Maltby’s skills were such that he was often asked to disrupt the tactics of the most talented players on the opposing team. He was like a defensive specialist in basketball, shutting down the best scorer, all the while poking and pestering them until they grew so frustrated that they snapped.
Then, he had them right where he wanted them.
As part of Detroit’s famous “Grind Line” with Kris Draper and Darren McCarty (and at times, Joey Kocur), Maltby played a crucial role for the Red Wings in his 14 seasons in the red and white. This wasn’t lost on the fans at Joe Louis Arena, and as a result, Maltby became one of the most beloved players in franchise history.
In all of Detroit sports history, few athletes enjoyed the widespread allegiance that Matby did. And though his #18 may never hang from the rafters of The Joe alongside famous teammate Steve Yzerman, Maltby drew cheers for his gritty play. It wasn’t just that Maltby was a key member of four Detroit teams that hoisted the Stanley Cup, it was the way he did his job.
To Detroiters, it always seemed like Matlby was one of them, a working class stiff who lowered his shoulder and went to work, shift after shift, game after game, season after season.

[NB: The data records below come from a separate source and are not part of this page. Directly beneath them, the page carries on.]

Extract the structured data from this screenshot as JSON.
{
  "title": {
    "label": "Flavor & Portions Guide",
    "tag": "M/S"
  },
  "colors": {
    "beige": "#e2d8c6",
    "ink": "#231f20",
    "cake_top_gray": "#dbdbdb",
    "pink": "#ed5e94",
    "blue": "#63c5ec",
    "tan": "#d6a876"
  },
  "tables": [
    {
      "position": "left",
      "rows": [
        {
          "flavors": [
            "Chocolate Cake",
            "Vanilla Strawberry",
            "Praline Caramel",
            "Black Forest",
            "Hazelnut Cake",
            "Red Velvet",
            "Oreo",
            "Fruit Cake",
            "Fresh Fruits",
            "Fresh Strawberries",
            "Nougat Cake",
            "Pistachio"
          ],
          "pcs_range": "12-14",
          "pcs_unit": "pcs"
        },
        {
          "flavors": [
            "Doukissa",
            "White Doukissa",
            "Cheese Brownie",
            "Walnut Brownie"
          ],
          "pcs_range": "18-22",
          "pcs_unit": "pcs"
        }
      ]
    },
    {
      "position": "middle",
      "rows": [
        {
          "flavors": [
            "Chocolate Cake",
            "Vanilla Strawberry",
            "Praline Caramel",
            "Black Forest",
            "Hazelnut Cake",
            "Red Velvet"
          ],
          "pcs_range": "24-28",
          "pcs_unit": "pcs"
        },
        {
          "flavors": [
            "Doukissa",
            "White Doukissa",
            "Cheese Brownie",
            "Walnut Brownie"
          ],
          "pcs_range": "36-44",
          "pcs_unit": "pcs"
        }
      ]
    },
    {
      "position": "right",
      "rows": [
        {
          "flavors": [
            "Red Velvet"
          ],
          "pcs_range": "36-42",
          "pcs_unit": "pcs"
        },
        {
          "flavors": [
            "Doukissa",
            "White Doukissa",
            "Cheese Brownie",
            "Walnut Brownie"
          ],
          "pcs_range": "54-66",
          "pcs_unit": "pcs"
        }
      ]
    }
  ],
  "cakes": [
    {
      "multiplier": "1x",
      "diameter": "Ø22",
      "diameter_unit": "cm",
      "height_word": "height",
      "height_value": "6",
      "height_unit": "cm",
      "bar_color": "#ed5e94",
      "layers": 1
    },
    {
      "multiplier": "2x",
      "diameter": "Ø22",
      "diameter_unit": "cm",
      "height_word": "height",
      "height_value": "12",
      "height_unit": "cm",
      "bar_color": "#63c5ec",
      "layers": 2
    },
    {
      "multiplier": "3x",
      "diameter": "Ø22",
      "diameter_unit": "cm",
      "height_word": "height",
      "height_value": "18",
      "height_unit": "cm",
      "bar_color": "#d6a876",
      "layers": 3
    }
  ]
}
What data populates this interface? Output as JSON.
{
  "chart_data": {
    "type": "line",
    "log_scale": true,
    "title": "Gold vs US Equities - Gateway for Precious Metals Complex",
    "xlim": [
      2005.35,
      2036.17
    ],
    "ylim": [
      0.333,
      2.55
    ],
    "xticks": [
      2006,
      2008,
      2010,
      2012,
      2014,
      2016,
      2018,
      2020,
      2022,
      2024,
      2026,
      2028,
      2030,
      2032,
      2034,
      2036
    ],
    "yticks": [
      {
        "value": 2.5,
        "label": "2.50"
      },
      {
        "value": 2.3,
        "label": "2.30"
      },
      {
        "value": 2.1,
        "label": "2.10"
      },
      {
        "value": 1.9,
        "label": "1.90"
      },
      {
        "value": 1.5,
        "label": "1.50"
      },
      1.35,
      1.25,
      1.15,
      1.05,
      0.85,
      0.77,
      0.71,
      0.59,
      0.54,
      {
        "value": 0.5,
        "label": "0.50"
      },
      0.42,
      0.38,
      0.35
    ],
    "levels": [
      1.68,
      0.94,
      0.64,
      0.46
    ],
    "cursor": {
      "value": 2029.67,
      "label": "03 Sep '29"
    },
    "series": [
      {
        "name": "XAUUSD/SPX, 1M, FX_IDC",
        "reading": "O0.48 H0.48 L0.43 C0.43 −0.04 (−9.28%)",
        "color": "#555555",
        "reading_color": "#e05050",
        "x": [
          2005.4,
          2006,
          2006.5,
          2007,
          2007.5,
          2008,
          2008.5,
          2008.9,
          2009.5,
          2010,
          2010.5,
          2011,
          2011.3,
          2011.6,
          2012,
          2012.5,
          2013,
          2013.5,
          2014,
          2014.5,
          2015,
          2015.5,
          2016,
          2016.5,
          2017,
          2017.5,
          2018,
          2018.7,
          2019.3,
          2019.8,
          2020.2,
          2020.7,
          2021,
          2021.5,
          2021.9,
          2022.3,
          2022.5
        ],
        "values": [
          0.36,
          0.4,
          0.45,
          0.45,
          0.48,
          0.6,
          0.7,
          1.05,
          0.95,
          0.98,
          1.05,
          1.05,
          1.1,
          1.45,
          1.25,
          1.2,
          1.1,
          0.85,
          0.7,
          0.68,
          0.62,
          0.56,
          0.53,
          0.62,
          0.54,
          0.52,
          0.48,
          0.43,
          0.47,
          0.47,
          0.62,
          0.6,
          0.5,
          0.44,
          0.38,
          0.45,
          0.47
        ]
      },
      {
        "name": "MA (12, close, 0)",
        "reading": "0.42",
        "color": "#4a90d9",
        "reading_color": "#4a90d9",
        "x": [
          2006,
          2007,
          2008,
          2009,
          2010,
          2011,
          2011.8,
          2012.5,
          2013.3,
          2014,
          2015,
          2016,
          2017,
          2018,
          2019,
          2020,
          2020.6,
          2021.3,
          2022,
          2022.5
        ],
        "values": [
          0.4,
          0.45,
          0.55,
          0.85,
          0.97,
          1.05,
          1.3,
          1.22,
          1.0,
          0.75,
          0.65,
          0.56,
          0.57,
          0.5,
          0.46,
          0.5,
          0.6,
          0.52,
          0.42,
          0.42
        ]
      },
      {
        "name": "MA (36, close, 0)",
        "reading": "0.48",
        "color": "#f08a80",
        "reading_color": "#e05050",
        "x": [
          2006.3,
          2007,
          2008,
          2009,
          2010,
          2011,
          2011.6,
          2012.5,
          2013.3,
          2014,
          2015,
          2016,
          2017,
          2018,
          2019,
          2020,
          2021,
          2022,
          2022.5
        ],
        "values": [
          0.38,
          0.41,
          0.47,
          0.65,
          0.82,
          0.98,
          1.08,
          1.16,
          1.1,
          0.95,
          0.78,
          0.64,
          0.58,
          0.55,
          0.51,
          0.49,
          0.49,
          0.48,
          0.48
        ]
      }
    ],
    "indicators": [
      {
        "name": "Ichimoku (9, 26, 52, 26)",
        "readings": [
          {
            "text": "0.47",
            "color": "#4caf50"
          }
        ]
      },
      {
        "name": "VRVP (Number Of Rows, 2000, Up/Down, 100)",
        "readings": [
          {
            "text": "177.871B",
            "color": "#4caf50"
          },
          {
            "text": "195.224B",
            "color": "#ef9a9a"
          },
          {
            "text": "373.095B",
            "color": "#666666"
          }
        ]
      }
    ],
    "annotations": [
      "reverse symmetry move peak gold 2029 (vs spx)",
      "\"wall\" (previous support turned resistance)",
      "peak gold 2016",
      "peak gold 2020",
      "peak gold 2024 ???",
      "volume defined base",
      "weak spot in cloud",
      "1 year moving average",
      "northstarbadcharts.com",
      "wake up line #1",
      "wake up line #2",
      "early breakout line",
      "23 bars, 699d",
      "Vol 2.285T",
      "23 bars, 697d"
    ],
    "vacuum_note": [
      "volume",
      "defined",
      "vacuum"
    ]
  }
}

It was something he thoroughly enjoyed.
“I like the physical aspect of the game,” Maltby admitted. “Nobody likes to get hit, but I don’t mind it.”
The opposing team minded. Maltby, along with Draper, delivered the shots, buzzed around the best skaters on the other team, and created havoc. If it got out of control or someone took umbrage, McCarty or Kocur was there to enforce things. It was a perfect strategy that made the “Grind Line” household names and Cup champions.
“[That line] knows how to do their job with precision,” coach Scotty Bowman said. “I trust them as much as any players I’ve ever coached.”
Maltby didn’t score a lot of goals, never recording as many as 20 in a season, but that wasn’t his role. He was a fast skater, had a fantastic nose for the puck, and he could check as well as anyone ever has.
“I knew what my role was,” he said. “I was a pain in the ass.”
But Maltby had no problem finding the enemy net when it was most important. In the 1997 Stanley Cup Playoffs he scored five goals after netting just three during the entire regular season. That was the year the Wings finally ended their Cup drought, and the following year Maltby, Bowman, McCarty, Draper, and the rest of the gang won the title again.
And that was all Kirk Maltby wanted. Like Kirk Gibson and Bill Laimbeer, two other Detroit athletes who did whatever they had to do to win, Maltby was “team first” all the way. It said something that when Maltby announced his retirement in October of 2010, every member of the Detroit team was there for the press conference.
The only thing missing was an opposing #1 line for Maltby to frustrate, but he’d done his share of that during his great NHL career.